Cronache

Già in semilibertà i manager Thyssen

Ira dei parenti delle vittime: "Non è possibile, ci incateniamo a Roma"

Già in semilibertà i manager Thyssen

Harald Espenhahn e Gerald Priegnitz, i due manager tedeschi condannati a 5 anni per omicidio e incendio colposo dello stabilimento ThyssenKrupp di Torino, non faranno il carcere. La Procura di Essen, chiamata a dare applicazione alla sentenza del Tribunale di Hamm, dà il via libera alla semilibertà.

È stata Radio Colonia, trasmissione storica in lingua italiana della radio pubblica tedesca a dare la notizia in esclusiva, che è stata confermata direttamente dalla procuratrice generale di Essen, Anette Milk. In sostanza i due manager non faranno alcun giorno di carcere ma potranno recarsi al posto di lavoro, rientrando invece a dormire presso l'istituto di pena.

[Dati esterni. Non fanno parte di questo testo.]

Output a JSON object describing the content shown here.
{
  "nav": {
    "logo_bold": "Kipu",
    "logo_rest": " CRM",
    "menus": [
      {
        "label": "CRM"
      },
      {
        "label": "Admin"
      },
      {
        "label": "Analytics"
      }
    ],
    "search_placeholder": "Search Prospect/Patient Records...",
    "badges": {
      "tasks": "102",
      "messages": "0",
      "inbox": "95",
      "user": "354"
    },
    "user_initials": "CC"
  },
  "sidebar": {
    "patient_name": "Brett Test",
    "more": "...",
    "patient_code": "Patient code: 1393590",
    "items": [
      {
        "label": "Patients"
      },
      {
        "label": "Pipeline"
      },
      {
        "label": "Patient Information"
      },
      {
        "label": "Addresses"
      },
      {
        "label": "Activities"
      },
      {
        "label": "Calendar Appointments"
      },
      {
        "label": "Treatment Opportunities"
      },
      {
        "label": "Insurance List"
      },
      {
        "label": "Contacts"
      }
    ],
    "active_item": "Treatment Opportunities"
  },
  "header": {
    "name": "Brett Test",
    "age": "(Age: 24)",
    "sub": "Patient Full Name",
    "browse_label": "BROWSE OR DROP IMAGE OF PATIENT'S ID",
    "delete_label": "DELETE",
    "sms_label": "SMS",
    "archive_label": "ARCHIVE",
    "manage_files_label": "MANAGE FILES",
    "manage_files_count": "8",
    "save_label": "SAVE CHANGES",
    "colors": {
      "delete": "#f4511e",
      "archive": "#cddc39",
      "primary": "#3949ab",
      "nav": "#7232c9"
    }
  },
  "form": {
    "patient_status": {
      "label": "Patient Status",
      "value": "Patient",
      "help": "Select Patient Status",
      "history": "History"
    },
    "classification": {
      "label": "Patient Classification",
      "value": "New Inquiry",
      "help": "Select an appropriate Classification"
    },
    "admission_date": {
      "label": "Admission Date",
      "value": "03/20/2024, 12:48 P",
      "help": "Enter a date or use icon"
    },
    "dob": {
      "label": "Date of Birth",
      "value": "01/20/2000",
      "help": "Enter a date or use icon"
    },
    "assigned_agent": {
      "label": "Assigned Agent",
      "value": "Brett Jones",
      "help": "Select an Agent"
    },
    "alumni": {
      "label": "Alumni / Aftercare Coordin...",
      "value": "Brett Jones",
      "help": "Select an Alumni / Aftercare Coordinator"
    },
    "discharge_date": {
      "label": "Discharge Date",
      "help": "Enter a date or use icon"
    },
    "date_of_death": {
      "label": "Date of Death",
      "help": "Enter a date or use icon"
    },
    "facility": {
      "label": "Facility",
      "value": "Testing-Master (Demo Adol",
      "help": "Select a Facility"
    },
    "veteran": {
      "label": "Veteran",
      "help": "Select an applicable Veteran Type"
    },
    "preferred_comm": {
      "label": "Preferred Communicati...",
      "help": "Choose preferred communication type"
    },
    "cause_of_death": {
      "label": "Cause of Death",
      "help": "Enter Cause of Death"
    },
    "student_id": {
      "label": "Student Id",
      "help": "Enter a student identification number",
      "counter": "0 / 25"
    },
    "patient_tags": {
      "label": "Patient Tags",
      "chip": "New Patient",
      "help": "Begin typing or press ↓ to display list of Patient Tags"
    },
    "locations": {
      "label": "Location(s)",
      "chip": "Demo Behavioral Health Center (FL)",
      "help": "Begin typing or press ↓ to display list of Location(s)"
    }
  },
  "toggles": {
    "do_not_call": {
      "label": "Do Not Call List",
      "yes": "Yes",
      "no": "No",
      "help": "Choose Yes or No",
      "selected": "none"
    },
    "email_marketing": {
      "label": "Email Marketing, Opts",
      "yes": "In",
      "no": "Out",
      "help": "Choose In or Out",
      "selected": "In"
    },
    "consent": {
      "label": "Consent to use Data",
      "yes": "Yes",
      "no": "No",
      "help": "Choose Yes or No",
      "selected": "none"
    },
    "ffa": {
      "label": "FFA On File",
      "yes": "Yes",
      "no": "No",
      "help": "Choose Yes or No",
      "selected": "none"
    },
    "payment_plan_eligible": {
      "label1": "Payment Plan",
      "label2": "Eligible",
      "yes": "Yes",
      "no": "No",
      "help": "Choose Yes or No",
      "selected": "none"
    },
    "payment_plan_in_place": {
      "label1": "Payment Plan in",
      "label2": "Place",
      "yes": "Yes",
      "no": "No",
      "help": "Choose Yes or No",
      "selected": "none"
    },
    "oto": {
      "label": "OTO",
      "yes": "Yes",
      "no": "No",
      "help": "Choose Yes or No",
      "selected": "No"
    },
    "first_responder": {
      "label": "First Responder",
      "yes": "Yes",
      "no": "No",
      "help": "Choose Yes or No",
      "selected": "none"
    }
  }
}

Sarà invece il penitenziario a decidere se Espenhahn, ex amministratore delegato di ThyssenKrupp, e Priegnitz, responsabile finanziario del gruppo siderurgico, dovranno recarsi al lavoro con la propria auto o con i mezzi pubblici. «Non è neppure escluso che i due possano passare il fine settimana in famiglia - spiega ancora Radio Colonia - sempre che la struttura detentiva decida in questa direzione dopo aver valutato il loro comportamento». La notizia in arrivo da Essen smentisce quanto affermato giorni fa dal procuratore di Torino Francesco Salluzzo che attendeva l'imminente carcerazione dei due condannati, escludendo dunque misure alternative. Avvocati penalisti contattati dall'emittente hanno invece confermato che il Nord Reno-Vestfalia, il Land con Essen, è fra i più garantisti e tende a concedere pene alternative con relativa facilità.

Scioccata la reazione, fra le altre, di Rosi, madre dell'operaio 26enne Giuseppe Demasi, una delle sette vittime del rogo del dicembre del 2007. Pochi giorni fa la donna aveva accolto con favore le parole del procuratore Salluzzo. Ricevuta la notizia, ha annunciato che si presenterà in Germania per vedere se ci sarà qualcuno che avrà il coraggio guardarla negli occhi: «Ce lo devono dire in faccia!». «Ci incateneremo a Roma. Andremo a Essen. Qualcosa faremo. Devono dirci come è possibile» dice Rosina Platì, madre di un'altra delle vittime. Di simile tenore il commento di Antonio Boccuzzi, operaio Thyysnekrupp sopravvissuto all'incendio: «Devono ancora inventare un aggettivo per esprimere le sensazioni che sto provando: la notizia è inattesa quanto vergognosa». I due erano stati condannati a Torino a 9 anni e 8 mesi (Espenhahn) e a 6 anni e 10 mesi (Priegnitz). Condanne che il sistema giudiziario tedesco che non riconosce l'estradizione ha dichiarato immediatamente eseguibili. Salvo che nella Repubblica tedesca la pena massima per omicidio colposo è 5 anni.

E là dove i magistrati italiani immaginavano il possibile passaggio alla semilibertà una volta scontata metà della sentenza, il sistema tedesco prevede che, dopo 2 anni e mezzo di semilibertà, si possa applicare la sospensione condizionale.